De l’optimisme pour pallier l’absence de bonbons

Le Premier ministre Doug Ford lors de sa conférence de presse du 2 octobre. Capture écran ONFR+

[ANALYSE]

TORONTO – Doug Ford nous avait habitués à un ton sombre et de circonstance lors des projections de la croissance de la pandémie de COVID-19. Mais lors de la dernière modélisation du genre présentée jeudi, le premier ministre de l’Ontario a offert un ton optimiste. Le pire scénario de la deuxième vague n’aura peut-être pas lieu.

« Ce n’est donc pas que nous ayons atteint un sommet et que nous redescendons maintenant de l’autre côté de la courbe épidémique; nous arrivons seulement à une période de croissance plus lente dans cette courbe », a affirmé Adasteinn Brown, le doyen de l’école de santé publique Dalla Lana de l’Université de Toronto.

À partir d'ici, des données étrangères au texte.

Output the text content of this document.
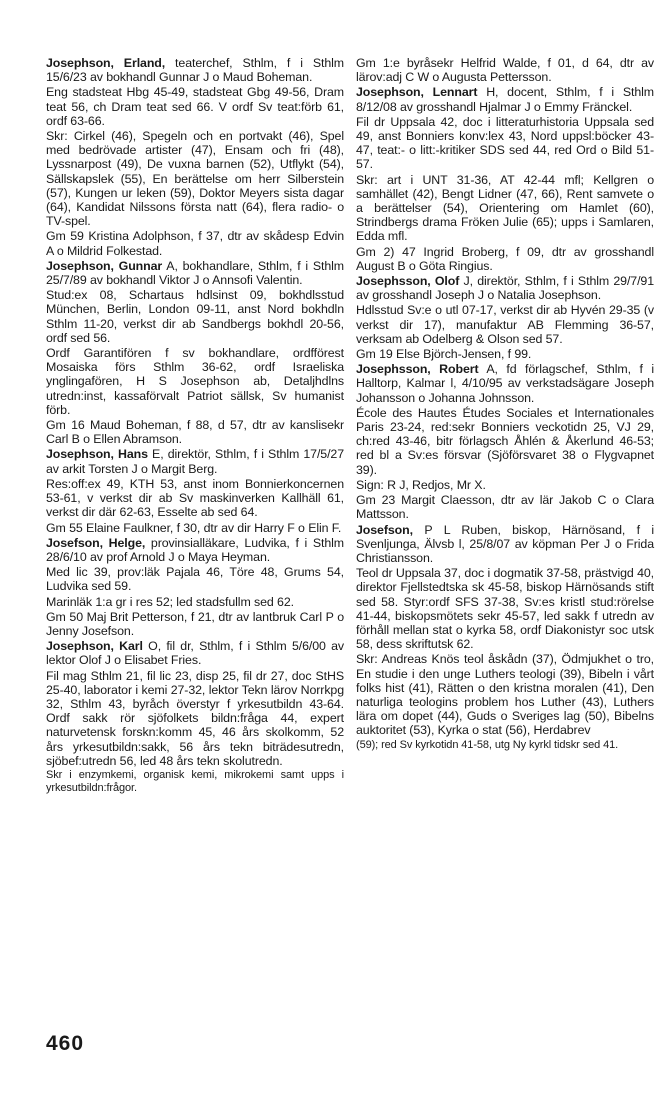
Josephson, Erland, teaterchef, Sthlm, f i Sthlm 15/6/23 av bokhandl Gunnar J o Maud Boheman.

Eng stadsteat Hbg 45-49, stadsteat Gbg 49-56, Dram teat 56, ch Dram teat sed 66. V ordf Sv teat:förb 61, ordf 63-66.

Skr: Cirkel (46), Spegeln och en portvakt (46), Spel med bedrövade artister (47), Ensam och fri (48), Lyssnarpost (49), De vuxna barnen (52), Utflykt (54), Sällskapslek (55), En berättelse om herr Silberstein (57), Kungen ur leken (59), Doktor Meyers sista dagar (64), Kandidat Nilssons första natt (64), flera radio- o TV-spel.

Gm 59 Kristina Adolphson, f 37, dtr av skådesp Edvin A o Mildrid Folkestad.

Josephson, Gunnar A, bokhandlare, Sthlm, f i Sthlm 25/7/89 av bokhandl Viktor J o Annsofi Valentin.

Stud:ex 08, Schartaus hdlsinst 09, bokhdlsstud München, Berlin, London 09-11, anst Nord bokhdln Sthlm 11-20, verkst dir ab Sandbergs bokhdl 20-56, ordf sed 56.

Ordf Garantifören f sv bokhandlare, ordfförest Mosaiska förs Sthlm 36-62, ordf Israeliska ynglingafören, H S Josephson ab, Detaljhdlns utredn:inst, kassaförvalt Patriot sällsk, Sv humanist förb.

Gm 16 Maud Boheman, f 88, d 57, dtr av kanslisekr Carl B o Ellen Abramson.

Josephson, Hans E, direktör, Sthlm, f i Sthlm 17/5/27 av arkit Torsten J o Margit Berg.

Res:off:ex 49, KTH 53, anst inom Bonnierkoncernen 53-61, v verkst dir ab Sv maskinverken Kallhäll 61, verkst dir där 62-63, Esselte ab sed 64.

Gm 55 Elaine Faulkner, f 30, dtr av dir Harry F o Elin F.

Josefson, Helge, provinsialläkare, Ludvika, f i Sthlm 28/6/10 av prof Arnold J o Maya Heyman.

Med lic 39, prov:läk Pajala 46, Töre 48, Grums 54, Ludvika sed 59.

Marinläk 1:a gr i res 52; led stadsfullm sed 62.

Gm 50 Maj Brit Petterson, f 21, dtr av lantbruk Carl P o Jenny Josefson.

Josephson, Karl O, fil dr, Sthlm, f i Sthlm 5/6/00 av lektor Olof J o Elisabet Fries.

Fil mag Sthlm 21, fil lic 23, disp 25, fil dr 27, doc StHS 25-40, laborator i kemi 27-32, lektor Tekn lärov Norrkpg 32, Sthlm 43, byråch överstyr f yrkesutbildn 43-64. Ordf sakk rör sjöfolkets bildn:fråga 44, expert naturvetensk forskn:komm 45, 46 års skolkomm, 52 års yrkesutbildn:sakk, 56 års tekn biträdesutredn, sjöbef:utredn 56, led 48 års tekn skolutredn.

Skr i enzymkemi, organisk kemi, mikrokemi samt upps i yrkesutbildn:frågor.

Gm 1:e byråsekr Helfrid Walde, f 01, d 64, dtr av lärov:adj C W o Augusta Pettersson.

Josephson, Lennart H, docent, Sthlm, f i Sthlm 8/12/08 av grosshandl Hjalmar J o Emmy Fränckel.

Fil dr Uppsala 42, doc i litteraturhistoria Uppsala sed 49, anst Bonniers konv:lex 43, Nord uppsl:böcker 43-47, teat:- o litt:-kritiker SDS sed 44, red Ord o Bild 51-57.

Skr: art i UNT 31-36, AT 42-44 mfl; Kellgren o samhället (42), Bengt Lidner (47, 66), Rent samvete o a berättelser (54), Orientering om Hamlet (60), Strindbergs drama Fröken Julie (65); upps i Samlaren, Edda mfl.

Gm 2) 47 Ingrid Broberg, f 09, dtr av grosshandl August B o Göta Ringius.

Josephsson, Olof J, direktör, Sthlm, f i Sthlm 29/7/91 av grosshandl Joseph J o Natalia Josephson.

Hdlsstud Sv:e o utl 07-17, verkst dir ab Hyvén 29-35 (v verkst dir 17), manufaktur AB Flemming 36-57, verksam ab Odelberg & Olson sed 57.

Gm 19 Else Björch-Jensen, f 99.

Josephsson, Robert A, fd förlagschef, Sthlm, f i Halltorp, Kalmar l, 4/10/95 av verkstadsägare Joseph Johansson o Johanna Johnsson.

École des Hautes Études Sociales et Internationales Paris 23-24, red:sekr Bonniers veckotidn 25, VJ 29, ch:red 43-46, bitr förlagsch Åhlén & Åkerlund 46-53; red bl a Sv:es försvar (Sjöförsvaret 38 o Flygvapnet 39).

Sign: R J, Redjos, Mr X.

Gm 23 Margit Claesson, dtr av lär Jakob C o Clara Mattsson.

Josefson, P L Ruben, biskop, Härnösand, f i Svenljunga, Älvsb l, 25/8/07 av köpman Per J o Frida Christiansson.

Teol dr Uppsala 37, doc i dogmatik 37-58, prästvigd 40, direktor Fjellstedtska sk 45-58, biskop Härnösands stift sed 58. Styr:ordf SFS 37-38, Sv:es kristl stud:rörelse 41-44, biskopsmötets sekr 45-57, led sakk f utredn av förhåll mellan stat o kyrka 58, ordf Diakonistyr soc utsk 58, dess skriftutsk 62.

Skr: Andreas Knös teol åskådn (37), Ödmjukhet o tro, En studie i den unge Luthers teologi (39), Bibeln i vårt folks hist (41), Rätten o den kristna moralen (41), Den naturliga teologins problem hos Luther (43), Luthers lära om dopet (44), Guds o Sveriges lag (50), Bibelns auktoritet (53), Kyrka o stat (56), Herdabrev

(59); red Sv kyrkotidn 41-58, utg Ny kyrkl tidskr sed 41.

460
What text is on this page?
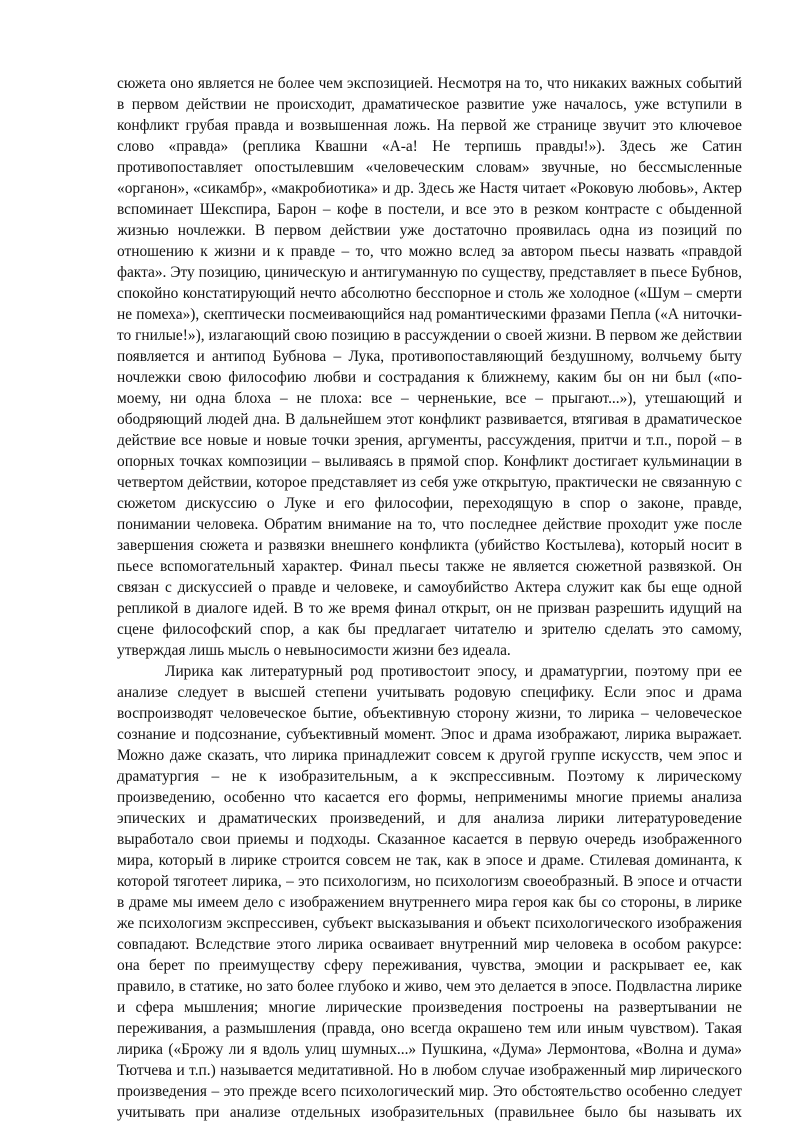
сюжета оно является не более чем экспозицией. Несмотря на то, что никаких важных событий в первом действии не происходит, драматическое развитие уже началось, уже вступили в конфликт грубая правда и возвышенная ложь. На первой же странице звучит это ключевое слово «правда» (реплика Квашни «А-а! Не терпишь правды!»). Здесь же Сатин противопоставляет опостылевшим «человеческим словам» звучные, но бессмысленные «органон», «сикамбр», «макробиотика» и др. Здесь же Настя читает «Роковую любовь», Актер вспоминает Шекспира, Барон – кофе в постели, и все это в резком контрасте с обыденной жизнью ночлежки. В первом действии уже достаточно проявилась одна из позиций по отношению к жизни и к правде – то, что можно вслед за автором пьесы назвать «правдой факта». Эту позицию, циническую и антигуманную по существу, представляет в пьесе Бубнов, спокойно констатирующий нечто абсолютно бесспорное и столь же холодное («Шум – смерти не помеха»), скептически посмеивающийся над романтическими фразами Пепла («А ниточки-то гнилые!»), излагающий свою позицию в рассуждении о своей жизни. В первом же действии появляется и антипод Бубнова – Лука, противопоставляющий бездушному, волчьему быту ночлежки свою философию любви и сострадания к ближнему, каким бы он ни был («по-моему, ни одна блоха – не плоха: все – черненькие, все – прыгают...»), утешающий и ободряющий людей дна. В дальнейшем этот конфликт развивается, втягивая в драматическое действие все новые и новые точки зрения, аргументы, рассуждения, притчи и т.п., порой – в опорных точках композиции – выливаясь в прямой спор. Конфликт достигает кульминации в четвертом действии, которое представляет из себя уже открытую, практически не связанную с сюжетом дискуссию о Луке и его философии, переходящую в спор о законе, правде, понимании человека. Обратим внимание на то, что последнее действие проходит уже после завершения сюжета и развязки внешнего конфликта (убийство Костылева), который носит в пьесе вспомогательный характер. Финал пьесы также не является сюжетной развязкой. Он связан с дискуссией о правде и человеке, и самоубийство Актера служит как бы еще одной репликой в диалоге идей. В то же время финал открыт, он не призван разрешить идущий на сцене философский спор, а как бы предлагает читателю и зрителю сделать это самому, утверждая лишь мысль о невыносимости жизни без идеала.

Лирика как литературный род противостоит эпосу, и драматургии, поэтому при ее анализе следует в высшей степени учитывать родовую специфику. Если эпос и драма воспроизводят человеческое бытие, объективную сторону жизни, то лирика – человеческое сознание и подсознание, субъективный момент. Эпос и драма изображают, лирика выражает. Можно даже сказать, что лирика принадлежит совсем к другой группе искусств, чем эпос и драматургия – не к изобразительным, а к экспрессивным. Поэтому к лирическому произведению, особенно что касается его формы, неприменимы многие приемы анализа эпических и драматических произведений, и для анализа лирики литературоведение выработало свои приемы и подходы. Сказанное касается в первую очередь изображенного мира, который в лирике строится совсем не так, как в эпосе и драме. Стилевая доминанта, к которой тяготеет лирика, – это психологизм, но психологизм своеобразный. В эпосе и отчасти в драме мы имеем дело с изображением внутреннего мира героя как бы со стороны, в лирике же психологизм экспрессивен, субъект высказывания и объект психологического изображения совпадают. Вследствие этого лирика осваивает внутренний мир человека в особом ракурсе: она берет по преимуществу сферу переживания, чувства, эмоции и раскрывает ее, как правило, в статике, но зато более глубоко и живо, чем это делается в эпосе. Подвластна лирике и сфера мышления; многие лирические произведения построены на развертывании не переживания, а размышления (правда, оно всегда окрашено тем или иным чувством). Такая лирика («Брожу ли я вдоль улиц шумных...» Пушкина, «Дума» Лермонтова, «Волна и дума» Тютчева и т.п.) называется медитативной. Но в любом случае изображенный мир лирического произведения – это прежде всего психологический мир. Это обстоятельство особенно следует учитывать при анализе отдельных изобразительных (правильнее было бы называть их
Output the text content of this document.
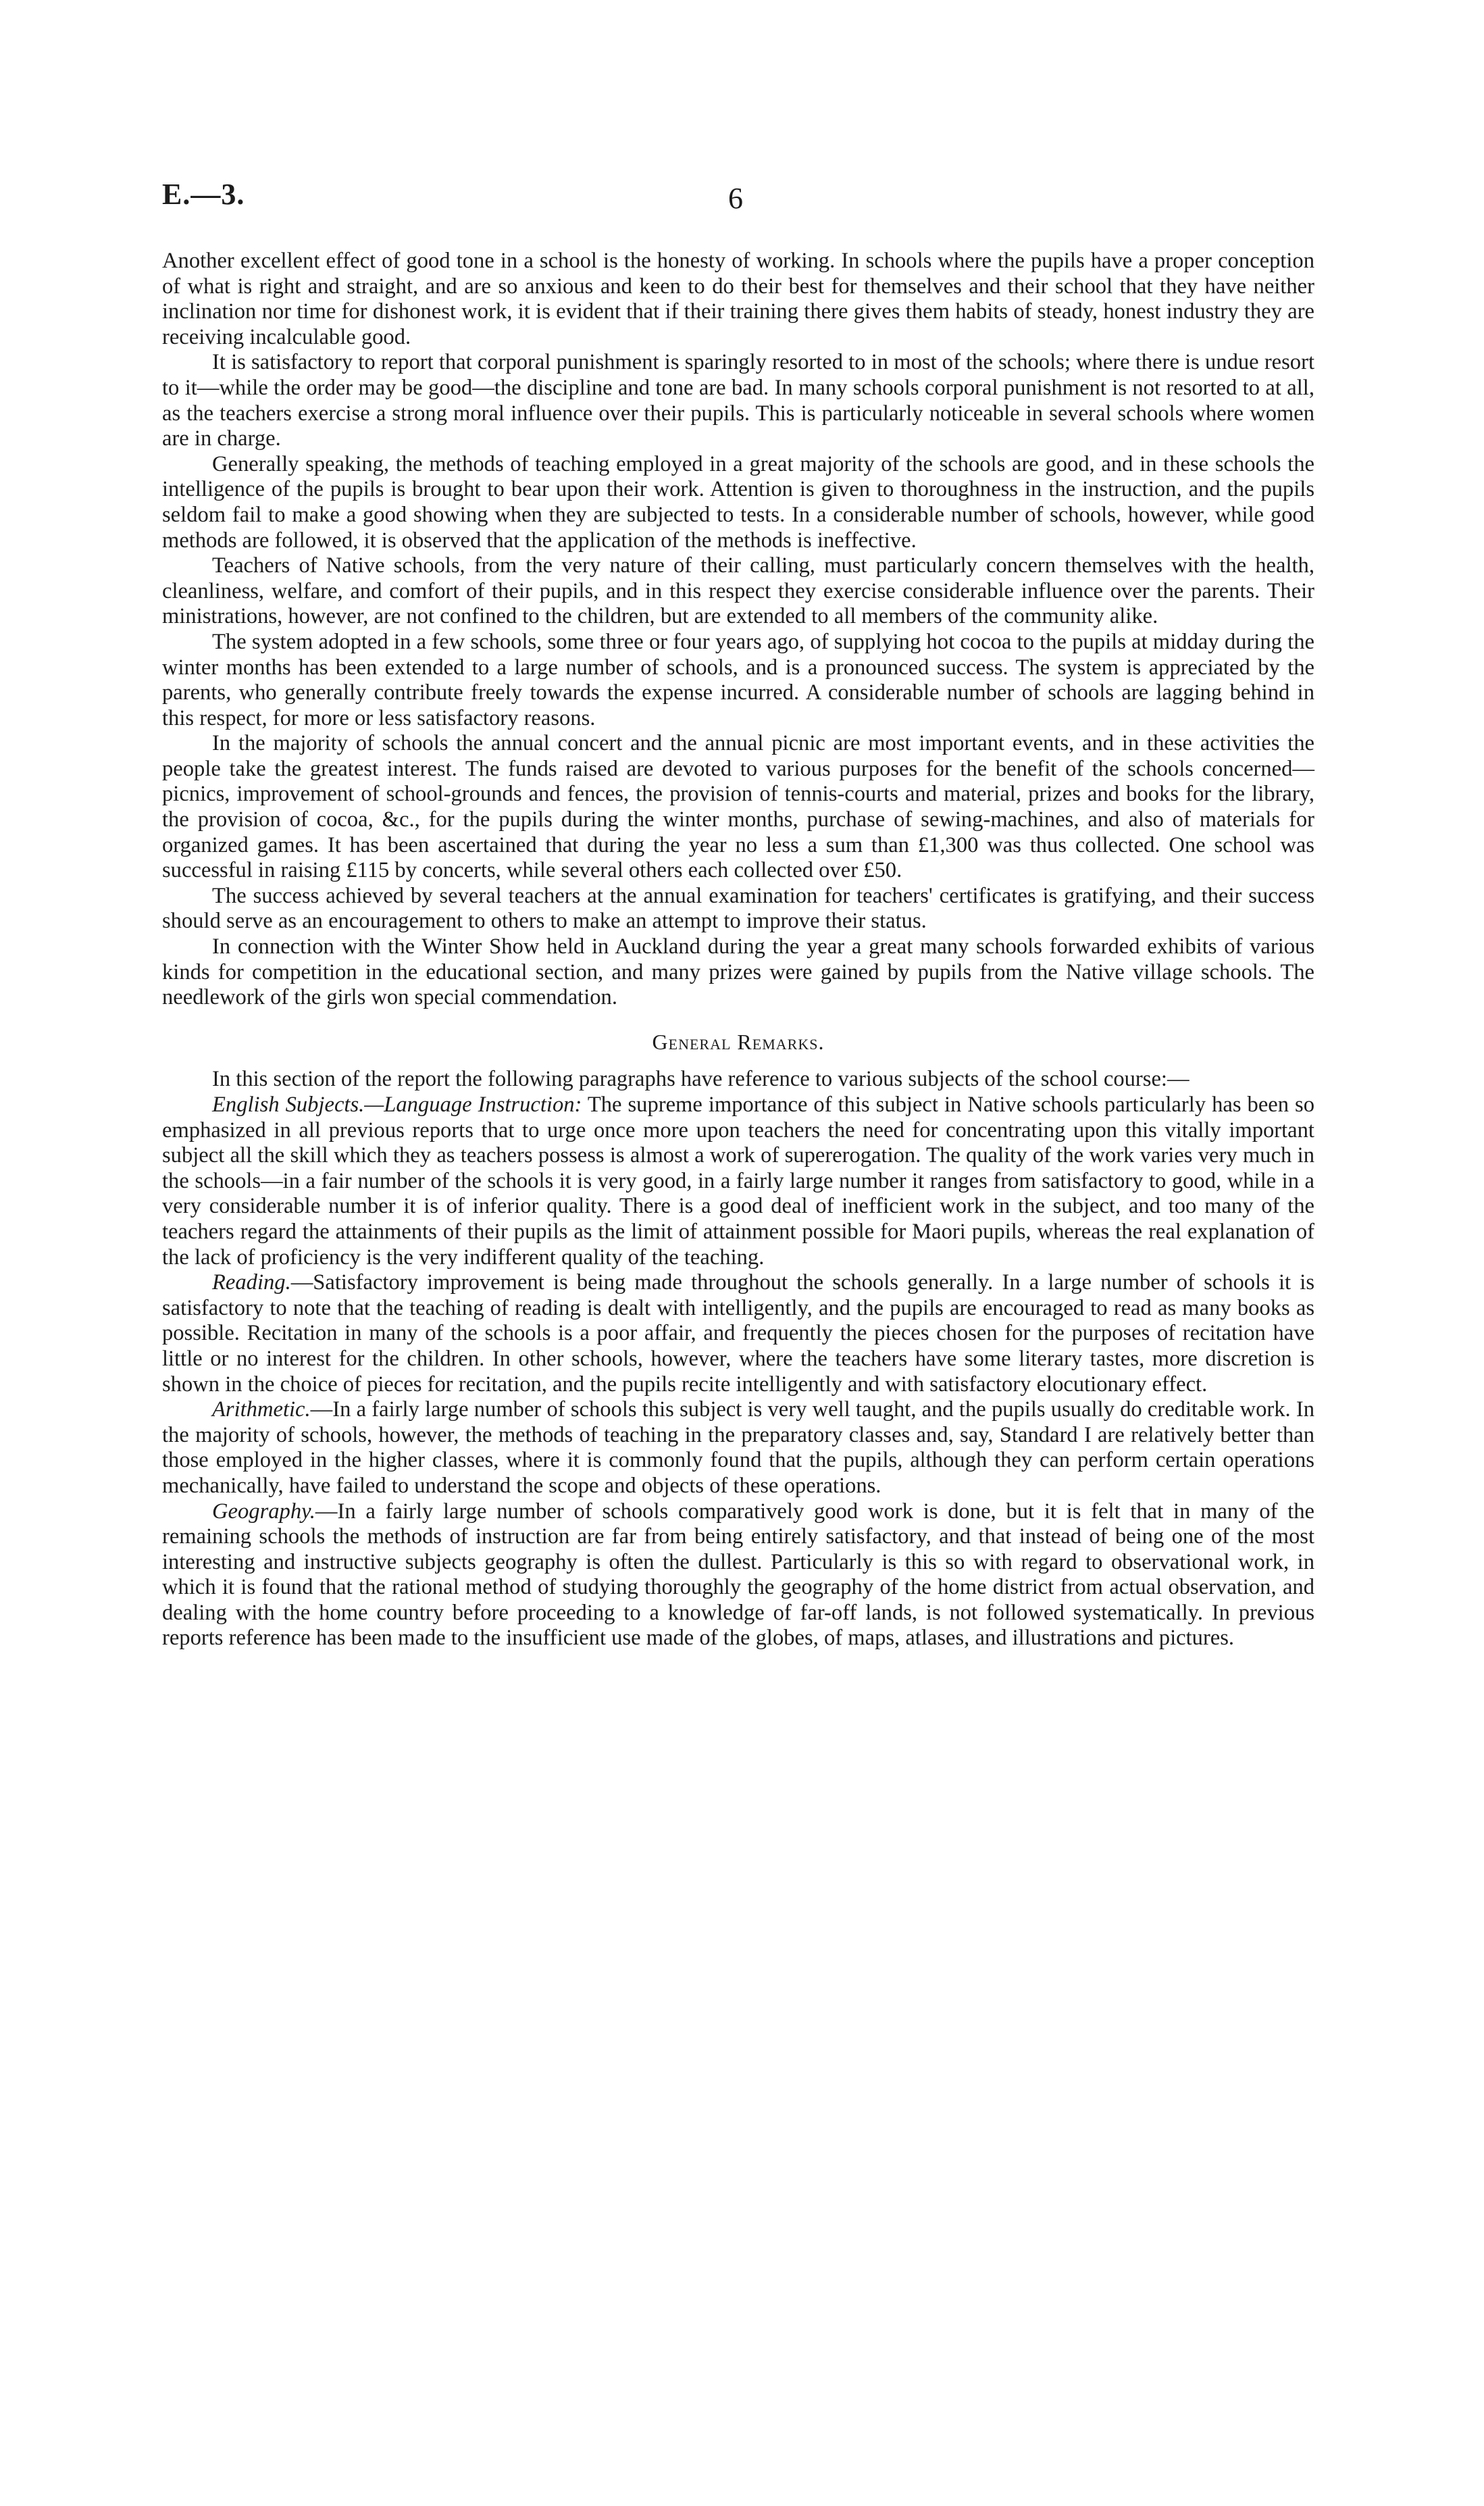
E.—3.	6

Another excellent effect of good tone in a school is the honesty of working. In schools where the pupils have a proper conception of what is right and straight, and are so anxious and keen to do their best for themselves and their school that they have neither inclination nor time for dishonest work, it is evident that if their training there gives them habits of steady, honest industry they are receiving incalculable good.

It is satisfactory to report that corporal punishment is sparingly resorted to in most of the schools; where there is undue resort to it—while the order may be good—the discipline and tone are bad. In many schools corporal punishment is not resorted to at all, as the teachers exercise a strong moral influence over their pupils. This is particularly noticeable in several schools where women are in charge.

Generally speaking, the methods of teaching employed in a great majority of the schools are good, and in these schools the intelligence of the pupils is brought to bear upon their work. Attention is given to thoroughness in the instruction, and the pupils seldom fail to make a good showing when they are subjected to tests. In a considerable number of schools, however, while good methods are followed, it is observed that the application of the methods is ineffective.

Teachers of Native schools, from the very nature of their calling, must particularly concern themselves with the health, cleanliness, welfare, and comfort of their pupils, and in this respect they exercise considerable influence over the parents. Their ministrations, however, are not confined to the children, but are extended to all members of the community alike.

The system adopted in a few schools, some three or four years ago, of supplying hot cocoa to the pupils at midday during the winter months has been extended to a large number of schools, and is a pronounced success. The system is appreciated by the parents, who generally contribute freely towards the expense incurred. A considerable number of schools are lagging behind in this respect, for more or less satisfactory reasons.

In the majority of schools the annual concert and the annual picnic are most important events, and in these activities the people take the greatest interest. The funds raised are devoted to various purposes for the benefit of the schools concerned—picnics, improvement of school-grounds and fences, the provision of tennis-courts and material, prizes and books for the library, the provision of cocoa, &c., for the pupils during the winter months, purchase of sewing-machines, and also of materials for organized games. It has been ascertained that during the year no less a sum than £1,300 was thus collected. One school was successful in raising £115 by concerts, while several others each collected over £50.

The success achieved by several teachers at the annual examination for teachers' certificates is gratifying, and their success should serve as an encouragement to others to make an attempt to improve their status.

In connection with the Winter Show held in Auckland during the year a great many schools forwarded exhibits of various kinds for competition in the educational section, and many prizes were gained by pupils from the Native village schools. The needlework of the girls won special commendation.

General Remarks.

In this section of the report the following paragraphs have reference to various subjects of the school course:—

English Subjects.—Language Instruction: The supreme importance of this subject in Native schools particularly has been so emphasized in all previous reports that to urge once more upon teachers the need for concentrating upon this vitally important subject all the skill which they as teachers possess is almost a work of supererogation. The quality of the work varies very much in the schools—in a fair number of the schools it is very good, in a fairly large number it ranges from satisfactory to good, while in a very considerable number it is of inferior quality. There is a good deal of inefficient work in the subject, and too many of the teachers regard the attainments of their pupils as the limit of attainment possible for Maori pupils, whereas the real explanation of the lack of proficiency is the very indifferent quality of the teaching.

Reading.—Satisfactory improvement is being made throughout the schools generally. In a large number of schools it is satisfactory to note that the teaching of reading is dealt with intelligently, and the pupils are encouraged to read as many books as possible. Recitation in many of the schools is a poor affair, and frequently the pieces chosen for the purposes of recitation have little or no interest for the children. In other schools, however, where the teachers have some literary tastes, more discretion is shown in the choice of pieces for recitation, and the pupils recite intelligently and with satisfactory elocutionary effect.

Arithmetic.—In a fairly large number of schools this subject is very well taught, and the pupils usually do creditable work. In the majority of schools, however, the methods of teaching in the preparatory classes and, say, Standard I are relatively better than those employed in the higher classes, where it is commonly found that the pupils, although they can perform certain operations mechanically, have failed to understand the scope and objects of these operations.

Geography.—In a fairly large number of schools comparatively good work is done, but it is felt that in many of the remaining schools the methods of instruction are far from being entirely satisfactory, and that instead of being one of the most interesting and instructive subjects geography is often the dullest. Particularly is this so with regard to observational work, in which it is found that the rational method of studying thoroughly the geography of the home district from actual observation, and dealing with the home country before proceeding to a knowledge of far-off lands, is not followed systematically. In previous reports reference has been made to the insufficient use made of the globes, of maps, atlases, and illustrations and pictures.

Graphiques à la clé, l’étude démontre une croissance plus lente du taux d’hospitalisation et de l’utilisation des lits de soins intensifs. Des bonnes nouvelles à priori trois semaines après la fermeture imposée des espaces intérieurs des bars et restaurants, gymnases et cinémas à quatre régions de l’Ontario (Toronto, Ottawa, Peel et York).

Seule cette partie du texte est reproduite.